Edna. Yalnız, aklı karışık, cümleleri yarım, küskün bir kadın. Bunlara rağmen, belki de bunlar sayesinde ilginç bir hikâye anlatıcısı.
Merhum kocası Clarence'ın romanını yeniden basan yayınevi ondan bir önsöz isteyince, dolabın dibine tıktığı daktiloyu çıkarıp yazmaya başlıyor. Bugünü ve geçmişi, yaşadıklarını ve kurguladıklarını... Bugünü yaşlılık, yalnızlık, komşusunun evindeki bitkilere, akvaryuma ve sesi sinirini bozan faresine bakma görevi demek. Geçmişi ise birbirinden ilginç karakterlerin resmi geçidi, her bakımdan sıradışı bir yaşam yolculuğunun dökümü adeta.
Birbirine eklenen paragraflarla Edna'nın belleği adeta bir mozaik gibi şekle bürünüyor. Cam, maceralı bir evliliğin ve sınırlarını zorlayan bir zihnin renkli resmi, okurda iz bırakacak türde bir resim.
"Edna benzersiz bir karakter, okuru esir alıyor. Zorlu bir öykü anlatıyor: Mesafeli ve eleştirel bir kadın, hafızası yavaş yavaş silinen bir resim gibi. Anıları duygu dolu olmasına karşın, Edna özellikle yalnızlığı ve bıkkınlığı, yüzleşilmesi güç olan ayrıntıları anlatıyor."

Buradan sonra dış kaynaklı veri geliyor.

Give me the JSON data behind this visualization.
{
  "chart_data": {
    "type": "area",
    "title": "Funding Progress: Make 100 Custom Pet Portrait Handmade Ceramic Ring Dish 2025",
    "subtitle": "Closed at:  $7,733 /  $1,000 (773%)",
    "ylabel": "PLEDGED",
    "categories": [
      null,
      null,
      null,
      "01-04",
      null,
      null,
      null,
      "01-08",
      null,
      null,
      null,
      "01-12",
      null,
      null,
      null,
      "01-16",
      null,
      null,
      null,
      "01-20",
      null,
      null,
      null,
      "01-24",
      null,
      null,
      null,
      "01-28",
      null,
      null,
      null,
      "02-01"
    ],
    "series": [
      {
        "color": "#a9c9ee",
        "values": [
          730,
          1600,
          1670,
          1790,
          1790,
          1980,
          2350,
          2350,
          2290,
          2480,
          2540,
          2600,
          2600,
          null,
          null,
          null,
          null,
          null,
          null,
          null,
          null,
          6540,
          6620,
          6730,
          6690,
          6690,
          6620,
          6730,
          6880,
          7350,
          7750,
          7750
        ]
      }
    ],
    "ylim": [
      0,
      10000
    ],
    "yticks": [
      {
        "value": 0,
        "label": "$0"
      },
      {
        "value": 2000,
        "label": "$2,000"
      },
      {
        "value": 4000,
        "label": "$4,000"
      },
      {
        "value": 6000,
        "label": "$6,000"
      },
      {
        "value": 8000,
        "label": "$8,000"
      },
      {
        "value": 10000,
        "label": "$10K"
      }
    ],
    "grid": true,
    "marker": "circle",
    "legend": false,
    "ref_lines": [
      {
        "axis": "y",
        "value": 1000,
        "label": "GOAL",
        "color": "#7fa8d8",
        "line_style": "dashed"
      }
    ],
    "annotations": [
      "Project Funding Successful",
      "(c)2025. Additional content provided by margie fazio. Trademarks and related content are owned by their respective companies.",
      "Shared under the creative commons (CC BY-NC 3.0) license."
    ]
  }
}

- Carolyn Kellogg, The Los Angeles Times
"Çarpıcı bir roman. Cam hem etkileyici biçimde anlatılmış bir hayat hikâyesi hem de yaşlılığa ilişkin ayrıntılı bir tefekkür."
- Minneapolis Star Tribune
"Cam, başarıyla anlatılmış bir hikâye olmasının yanı sıra, etkileyici bir felsefi metin. Sunduğu bakış açısıyla benzersiz bir deneyim ve unutulmaz bir kitap."